Tax Court shifts burden of proof to Assessor but upholds commercial land assessment based on application of the Indiana Guidelines

Tax Court shifts burden of proof to Assessor but upholds commercial land assessment based on application of the Indiana Guidelines

The Tax Court reversed the Indiana Board's burden of proof determination but affirmed the assessment.

The Tax Court reversed the IBTR’s burden of proof determination but affirmed the assessment.

In Peters v. Boone County Assessor (May 14, 2015), Taxpayers challenged the assessment of land supporting an office building for the March 1, 2010 assessment date.  The land was .16 acre, but the Assessor previously had only assessed one-half of the lot.  Assessing the entire lot doubled the land’s value.

Tax Court reverses the IBTR’s burden of proof determination.  Indiana’s “burden-shifting rule,” Ind.
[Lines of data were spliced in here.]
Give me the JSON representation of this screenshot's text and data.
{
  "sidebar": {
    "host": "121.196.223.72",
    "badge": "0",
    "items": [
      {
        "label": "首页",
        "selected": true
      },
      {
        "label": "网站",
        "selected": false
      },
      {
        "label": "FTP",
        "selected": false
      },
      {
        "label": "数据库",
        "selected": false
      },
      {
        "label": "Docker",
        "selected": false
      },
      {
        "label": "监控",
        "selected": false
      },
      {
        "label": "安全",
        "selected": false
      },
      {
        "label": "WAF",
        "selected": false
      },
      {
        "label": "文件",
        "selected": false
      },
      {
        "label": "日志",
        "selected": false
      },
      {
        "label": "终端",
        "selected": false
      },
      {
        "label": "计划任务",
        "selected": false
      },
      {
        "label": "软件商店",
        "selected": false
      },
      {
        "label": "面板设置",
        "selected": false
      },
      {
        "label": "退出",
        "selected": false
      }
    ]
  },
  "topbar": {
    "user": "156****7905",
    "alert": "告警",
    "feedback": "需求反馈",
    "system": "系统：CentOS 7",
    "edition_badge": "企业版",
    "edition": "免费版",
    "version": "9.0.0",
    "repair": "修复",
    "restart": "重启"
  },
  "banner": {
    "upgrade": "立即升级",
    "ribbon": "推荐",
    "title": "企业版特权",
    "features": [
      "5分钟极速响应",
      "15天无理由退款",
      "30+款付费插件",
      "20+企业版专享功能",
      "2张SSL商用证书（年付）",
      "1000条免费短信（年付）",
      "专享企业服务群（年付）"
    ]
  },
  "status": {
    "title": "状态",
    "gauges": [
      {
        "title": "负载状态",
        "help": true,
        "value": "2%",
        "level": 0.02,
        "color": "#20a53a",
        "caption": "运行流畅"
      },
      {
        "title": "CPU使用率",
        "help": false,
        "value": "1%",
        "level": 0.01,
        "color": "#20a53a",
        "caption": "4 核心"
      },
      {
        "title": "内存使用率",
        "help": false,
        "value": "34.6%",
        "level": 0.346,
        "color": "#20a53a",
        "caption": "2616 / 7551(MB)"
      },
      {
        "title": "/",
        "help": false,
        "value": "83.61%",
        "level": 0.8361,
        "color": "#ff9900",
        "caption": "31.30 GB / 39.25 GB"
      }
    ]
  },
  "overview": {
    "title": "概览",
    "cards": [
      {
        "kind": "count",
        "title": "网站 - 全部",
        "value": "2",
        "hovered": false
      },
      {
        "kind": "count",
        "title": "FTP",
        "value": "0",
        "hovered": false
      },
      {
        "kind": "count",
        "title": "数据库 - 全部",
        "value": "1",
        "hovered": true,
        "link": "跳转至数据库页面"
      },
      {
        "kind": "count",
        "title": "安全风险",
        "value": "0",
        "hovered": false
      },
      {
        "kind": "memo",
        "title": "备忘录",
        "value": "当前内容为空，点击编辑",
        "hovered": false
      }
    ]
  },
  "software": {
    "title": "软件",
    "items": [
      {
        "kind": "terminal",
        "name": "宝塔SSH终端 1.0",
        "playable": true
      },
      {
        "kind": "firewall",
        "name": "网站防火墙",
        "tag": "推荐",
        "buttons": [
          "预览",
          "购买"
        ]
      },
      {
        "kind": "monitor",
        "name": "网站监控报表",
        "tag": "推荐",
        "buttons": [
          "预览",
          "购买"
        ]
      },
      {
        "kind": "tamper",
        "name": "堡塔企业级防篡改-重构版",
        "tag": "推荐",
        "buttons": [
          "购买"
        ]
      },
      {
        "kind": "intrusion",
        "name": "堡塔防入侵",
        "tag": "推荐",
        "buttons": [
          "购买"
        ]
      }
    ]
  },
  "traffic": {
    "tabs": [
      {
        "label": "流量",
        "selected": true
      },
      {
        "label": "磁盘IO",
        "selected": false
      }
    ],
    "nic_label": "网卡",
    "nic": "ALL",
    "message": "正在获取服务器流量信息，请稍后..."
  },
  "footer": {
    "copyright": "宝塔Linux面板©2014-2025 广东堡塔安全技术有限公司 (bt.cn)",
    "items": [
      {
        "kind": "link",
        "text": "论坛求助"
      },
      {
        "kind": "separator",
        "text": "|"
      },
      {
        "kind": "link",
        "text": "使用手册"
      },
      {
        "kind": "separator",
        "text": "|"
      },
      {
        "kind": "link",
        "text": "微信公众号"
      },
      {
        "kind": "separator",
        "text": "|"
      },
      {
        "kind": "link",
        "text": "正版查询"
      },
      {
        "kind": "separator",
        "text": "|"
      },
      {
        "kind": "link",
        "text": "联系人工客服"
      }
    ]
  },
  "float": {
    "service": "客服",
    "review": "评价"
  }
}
Code § 6-1.1-17.2, assigns the burden of proof on appeal to the assessor, if the assessed value of the contested property increased by more than 5% year-over-year and the property’s physical status and use did not materially changed.  See my prior blog post here.  The Board assigned the burden of proof to the Taxpayers, even though the property’s assessed value had increased by more than 5%.  The Indiana Board of Tax Review (IBTR) concluded that the property was not the “same” in 2010 as it was in 2009 – even though nothing had changed – because in 2010 the Assessor assigned value to the entire .16 acre.  The Tax Court reversed on this point, reasoning that the Board’s determination “not only ignores the fact that the [Taxpayers] have always owned the same 0.16 acres of land but that the Assessor never created a new parcel identification number when she incorporated the ‘new’ property into their assessment.”  Slip op. at 5 n.2.  The Assessor had the burden of proof.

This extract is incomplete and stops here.